Criminals that have commited capital offenses (offenses that can be punished with the death penalty) may be breathing a sigh of relief, even if only temporary, as the U.S. Supreme Court issued a 5-3 ruling that appeals of death sentences can be made that use the reasoning that lethal injection causes too much pain and should be considered cruel and unusual punishment (a violation of the eigth ammendment to the constitution).
I don't "get" this decision, at least not from the majority of the court. Unfortunately the news source (AP via MSNBC) doesn't list who fell on which side of the case, other than to say Justice Kennedy wrote for the majority and Justice Stevens was clearly on the side of the death penalty being too harsh.
At least 3 others joined with them, and 3 opposed. I can guess who opposed, and am fairly confident of who sided with Kennedy and Stevens.
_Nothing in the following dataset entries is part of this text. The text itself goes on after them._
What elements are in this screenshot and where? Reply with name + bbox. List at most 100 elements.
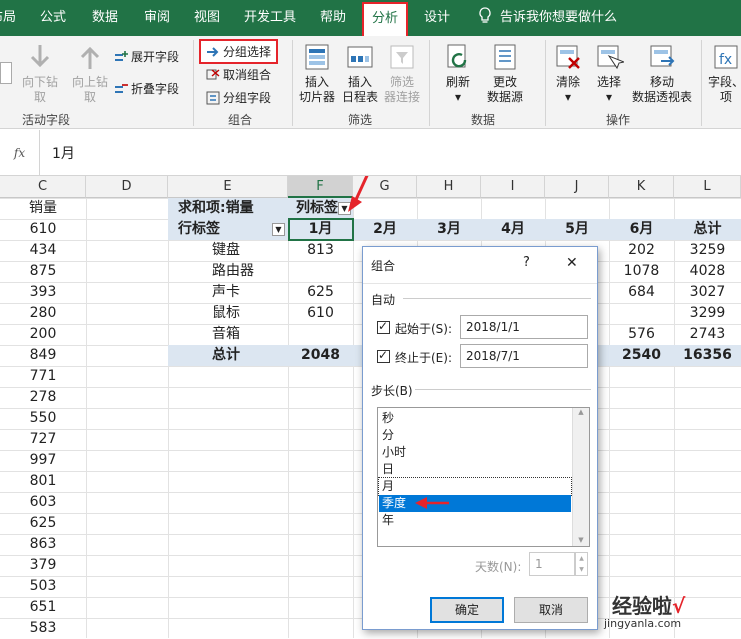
pivot-row-name[interactable]: 键盘 bbox=[212, 240, 240, 261]
move-pivottable-button[interactable]: 移动 数据透视表 bbox=[630, 42, 694, 105]
pivot-jan-cell[interactable]: 625 bbox=[288, 282, 353, 303]
tab-view[interactable]: 视图 bbox=[194, 0, 220, 36]
column-header-h[interactable]: H bbox=[417, 176, 481, 198]
pivot-total-jan[interactable]: 2048 bbox=[288, 345, 353, 366]
pivot-total-cell[interactable]: 4028 bbox=[674, 261, 741, 282]
sales-cell[interactable]: 875 bbox=[0, 261, 86, 282]
sales-cell[interactable]: 280 bbox=[0, 303, 86, 324]
fields-items-button[interactable]: fx 字段、项 bbox=[706, 42, 741, 105]
step-list-item[interactable]: 年 bbox=[379, 512, 571, 529]
sales-cell[interactable]: 625 bbox=[0, 513, 86, 534]
sales-cell[interactable]: 603 bbox=[0, 492, 86, 513]
tell-me-search[interactable]: 告诉我你想要做什么 bbox=[500, 0, 617, 36]
tab-layout[interactable]: 布局 bbox=[0, 0, 16, 36]
group-selection-button[interactable]: 分组选择 bbox=[199, 39, 279, 64]
clear-button[interactable]: 清除 ▾ bbox=[551, 42, 585, 105]
help-icon[interactable]: ? bbox=[523, 255, 530, 270]
tab-data[interactable]: 数据 bbox=[92, 0, 118, 36]
pivot-row-name[interactable]: 音箱 bbox=[212, 324, 240, 345]
tab-help[interactable]: 帮助 bbox=[320, 0, 346, 36]
pivot-grand-total[interactable]: 16356 bbox=[674, 345, 741, 366]
tab-review[interactable]: 审阅 bbox=[144, 0, 170, 36]
cancel-button[interactable]: 取消 bbox=[514, 597, 588, 623]
start-auto-checkbox[interactable] bbox=[377, 319, 390, 334]
pivot-jun-cell[interactable]: 684 bbox=[609, 282, 674, 303]
sales-cell[interactable]: 771 bbox=[0, 366, 86, 387]
days-spinner-icon[interactable]: ▲ ▼ bbox=[575, 552, 588, 576]
column-c-header-cell[interactable]: 销量 bbox=[0, 198, 86, 219]
fx-icon[interactable]: fx bbox=[0, 130, 40, 176]
close-icon[interactable]: ✕ bbox=[566, 255, 578, 271]
pivot-jan-cell[interactable] bbox=[288, 261, 353, 282]
sales-cell[interactable]: 997 bbox=[0, 450, 86, 471]
column-header-d[interactable]: D bbox=[86, 176, 168, 198]
start-date-input[interactable]: 2018/1/1 bbox=[460, 315, 588, 339]
column-header-j[interactable]: J bbox=[545, 176, 609, 198]
sales-cell[interactable]: 393 bbox=[0, 282, 86, 303]
formula-input[interactable]: 1月 bbox=[52, 143, 75, 163]
insert-slicer-button[interactable]: 插入 切片器 bbox=[296, 42, 338, 105]
pivot-total-jun[interactable]: 2540 bbox=[609, 345, 674, 366]
change-data-source-button[interactable]: 更改 数据源 bbox=[482, 42, 528, 105]
active-field-input[interactable] bbox=[0, 62, 12, 84]
column-header-e[interactable]: E bbox=[168, 176, 288, 198]
tab-design[interactable]: 设计 bbox=[424, 0, 450, 36]
group-field-button[interactable]: 分组字段 bbox=[206, 89, 271, 106]
days-input[interactable]: 1 bbox=[529, 552, 575, 576]
pivot-month-header[interactable]: 1月 bbox=[288, 219, 353, 240]
end-auto-checkbox[interactable] bbox=[377, 348, 390, 363]
step-list-item[interactable]: 日 bbox=[379, 461, 571, 478]
step-list-item[interactable]: 季度 bbox=[379, 495, 571, 512]
tab-formulas[interactable]: 公式 bbox=[40, 0, 66, 36]
pivot-grand-total-label[interactable]: 总计 bbox=[212, 345, 240, 366]
sales-cell[interactable]: 379 bbox=[0, 555, 86, 576]
step-list-item[interactable]: 秒 bbox=[379, 410, 571, 427]
collapse-field-button[interactable]: 折叠字段 bbox=[114, 80, 179, 97]
tab-developer[interactable]: 开发工具 bbox=[244, 0, 296, 36]
pivot-jan-cell[interactable] bbox=[288, 324, 353, 345]
pivot-row-name[interactable]: 鼠标 bbox=[212, 303, 240, 324]
column-header-k[interactable]: K bbox=[609, 176, 674, 198]
pivot-jun-cell[interactable] bbox=[609, 303, 674, 324]
drill-down-button[interactable]: 向下钻取 bbox=[16, 42, 64, 105]
pivot-jun-cell[interactable]: 576 bbox=[609, 324, 674, 345]
sales-cell[interactable]: 550 bbox=[0, 408, 86, 429]
step-list-item[interactable]: 分 bbox=[379, 427, 571, 444]
sales-cell[interactable]: 503 bbox=[0, 576, 86, 597]
sales-cell[interactable]: 727 bbox=[0, 429, 86, 450]
ok-button[interactable]: 确定 bbox=[430, 597, 504, 623]
pivot-total-cell[interactable]: 3027 bbox=[674, 282, 741, 303]
refresh-button[interactable]: 刷新 ▾ bbox=[436, 42, 480, 105]
sales-cell[interactable]: 434 bbox=[0, 240, 86, 261]
pivot-jun-cell[interactable]: 202 bbox=[609, 240, 674, 261]
sales-cell[interactable]: 651 bbox=[0, 597, 86, 618]
sales-cell[interactable]: 583 bbox=[0, 618, 86, 639]
ungroup-button[interactable]: 取消组合 bbox=[206, 66, 271, 83]
sales-cell[interactable]: 849 bbox=[0, 345, 86, 366]
pivot-total-cell[interactable]: 3299 bbox=[674, 303, 741, 324]
sales-cell[interactable]: 801 bbox=[0, 471, 86, 492]
step-list-item[interactable]: 月 bbox=[378, 477, 572, 496]
end-date-input[interactable]: 2018/7/1 bbox=[460, 344, 588, 368]
pivot-total-cell[interactable]: 3259 bbox=[674, 240, 741, 261]
insert-timeline-button[interactable]: 插入 日程表 bbox=[340, 42, 380, 105]
column-header-l[interactable]: L bbox=[674, 176, 741, 198]
row-filter-dropdown-icon[interactable]: ▼ bbox=[272, 223, 285, 236]
tab-analyze[interactable]: 分析 bbox=[362, 2, 409, 36]
pivot-row-name[interactable]: 声卡 bbox=[212, 282, 240, 303]
filter-connections-button[interactable]: 筛选 器连接 bbox=[382, 42, 422, 105]
pivot-total-cell[interactable]: 2743 bbox=[674, 324, 741, 345]
select-button[interactable]: 选择 ▾ bbox=[592, 42, 626, 105]
column-header-c[interactable]: C bbox=[0, 176, 86, 198]
step-list-item[interactable]: 小时 bbox=[379, 444, 571, 461]
sales-cell[interactable]: 610 bbox=[0, 219, 86, 240]
step-listbox[interactable]: 秒分小时日月季度年 ▲ ▼ bbox=[377, 407, 590, 547]
pivot-jan-cell[interactable]: 610 bbox=[288, 303, 353, 324]
column-header-i[interactable]: I bbox=[481, 176, 545, 198]
scroll-up-icon[interactable]: ▲ bbox=[573, 408, 589, 416]
sales-cell[interactable]: 278 bbox=[0, 387, 86, 408]
drill-up-button[interactable]: 向上钻取 bbox=[68, 42, 112, 105]
sales-cell[interactable]: 200 bbox=[0, 324, 86, 345]
pivot-jan-cell[interactable]: 813 bbox=[288, 240, 353, 261]
expand-field-button[interactable]: 展开字段 bbox=[114, 48, 179, 65]
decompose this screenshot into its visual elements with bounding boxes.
Regardless, I have to ask what these folks really think the death penalty is, and just how they would recommend it be administered? Do they want us to load up those destined for the great here-after with happy happy drugs that will keep them from feeling anything and then load them up with the fatal doses? How about just giving them an extra long dose of nitrous oxide and then giving them the dose? Make us come up with new drugs that kill without pain? Execution by carbon monoxide?
What will satisfy the anti-death penalty types?
Man, it's times like this that I miss Bernard Shaw and wish he was tossing that great debate question at each of the 5.